Nuestra vida de fe no se improvisa. No surge espontáneamente ni por pura casualidad. No se manifiesta por un golpe de suerte ni por azar. Nuestra fe nace, crece y se hace plena en la intimidad de un Dios personal que nos ama y al cual nosotros amamos. Por eso debemos considerar también en la vida de fe la organización, la preparación, la dirección y la doctrina.
Un ejemplo de ello es la liturgia. La liturgia es la celebración de la fe. Y aquí aparece en el horizonte de este tiempo la Cuaresma, con las características de un tiempo de preparación. Porque en la Cuaresma preparamos algo. Y lo hacemos en una dinámica que nos invita a purificar, derrumbar, aplanar, limpiar a fondo, rezar, ayunar y dar limosna. Son mecanismos interiores y exteriores que nos ayudan a prestar atención con más asiduidad y constancia a la propia vida de fe. “Preparar” en este sentido nos orienta hacia un acontecimiento importante. En la liturgia hay dos tiempos fuertes de preparación: la Cuaresma y el Adviento. Aún así, respetando el gran suceso que preparan, no dejan ellos de imprimir una dirección real y exacta de su cometido. Lo hacen también, de manera más sencilla, las vigilias y las vísperas. Es interesante valorar estos momentos de “preparación” para no ser “exitistas”, y sólo ver lo importante como mejor y despreciar la circunstancia como un hecho pasajero y banal.
En Cuaresma celebramos un tiempo fuerte, con la aridez propia del desierto, la evidencia de lo esencial, la experiencia de lo mínimo, la valentía del despojo para preparar la solemnidad de la Pascua. Para llegar a la alegría plena de la Pascua debemos pasar por una disciplina explícita en la experiencia de la escasez, del hambre, del dolor, de la privación y hasta de la cruz. Como lo hizo Jesús. Él se preparó cuarenta días para poder testimoniar el Reino de Dios anunciándolo con la totalidad de su ser, incluso con la muerte en la cruz y su resurrección tres días después.
La presencia de la cruz nos ayuda a preparar la alegría de la Pascua. La cruz nos enseña a levantar los ojos y contemplar las consecuencias de la entrega total. La cruz tiene ese carácter trascendental que nos lleva a salir de nosotros mismos, a veces demasiado preocupados de la felicidad de nuestro propio ego, y nos coloca en el lugar de la solidaridad del sufrimiento, especialmente en aquellos hermanos y hermanas que sufren demasiado las injusticias y los atropellos de otras personas.

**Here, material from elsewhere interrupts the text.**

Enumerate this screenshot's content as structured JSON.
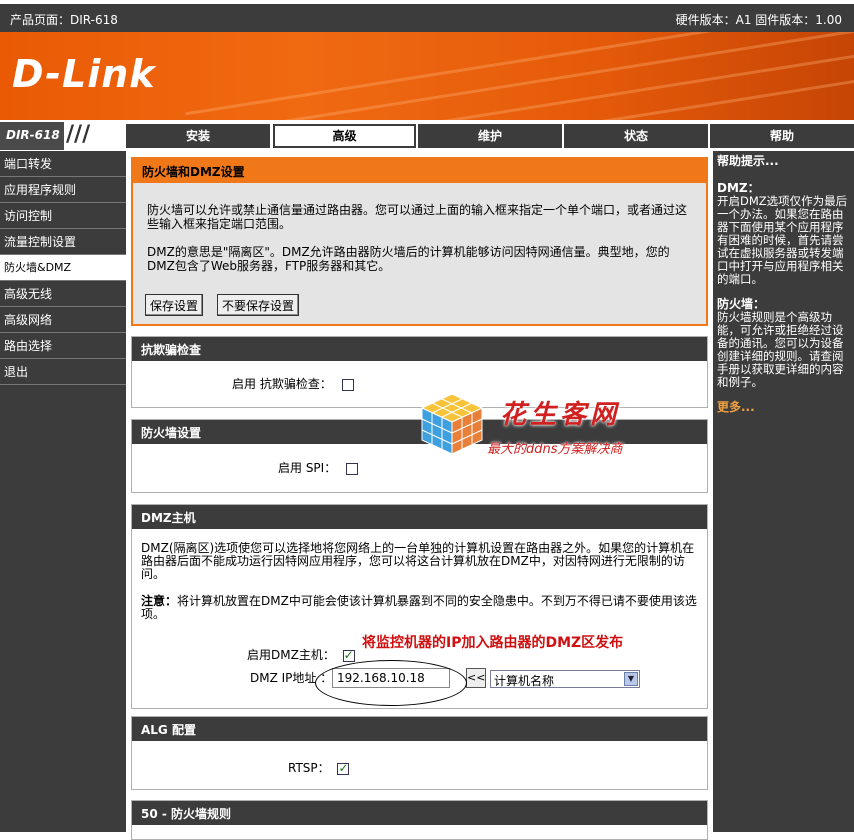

En su mensaje para la Cuaresma, el papa Francisco nos ofrece guiar nuestra reflexión por la parábola del hombre rico y el pobre Lázaro (Lc 16, 19-31): “Lázaro nos enseña que el otro es un don. (…) Incluso el pobre en la puerta del rico no es una carga molesta, sino una llamada a convertirse y a cambiar de vida”. Salir de uno mismo es dejar a un lado la codicia, la vanidad y la soberbia que genera la devoción a las apariencias. En la cruz estamos expuestos sin esconder nada y mostrando todo lo que somos y tenemos. Es la aceptación del sufrimiento que, al final, salva, redime, cura. No nos resignamos a creer, tampoco nos dejamos vencer por el pesimismo. La cruz en Cuaresma nos salva porque esperamos con paciencia este paso de Dios de la muerte a la vida, de la cruz a la resurrección.
Cuando ocurre esto en nosotros, somos capaces de abrir los brazos en forma de cruz y abrazar a quien más lo necesite. Quizás seamos nosotros los primeros que necesitemos de este abrazo en forma de cruz. Por eso la preparación de la Cuaresma nos hace abrir los ojos y estar atentos. Es un movimiento interior que sale al exterior hecho obras.
Entonces, ayudados por la Liturgia, con la Palabra de Dios, con la voz del Magisterio, vivamos esta experiencia de preparación personal y comunitaria, en casa y en el barrio, en la escuela y en el trabajo, en familia y con amigos, y también saliendo a otros lados para abrazar en forma de cruz a tantas hermanas y tantos hermanos que esperan y luchan.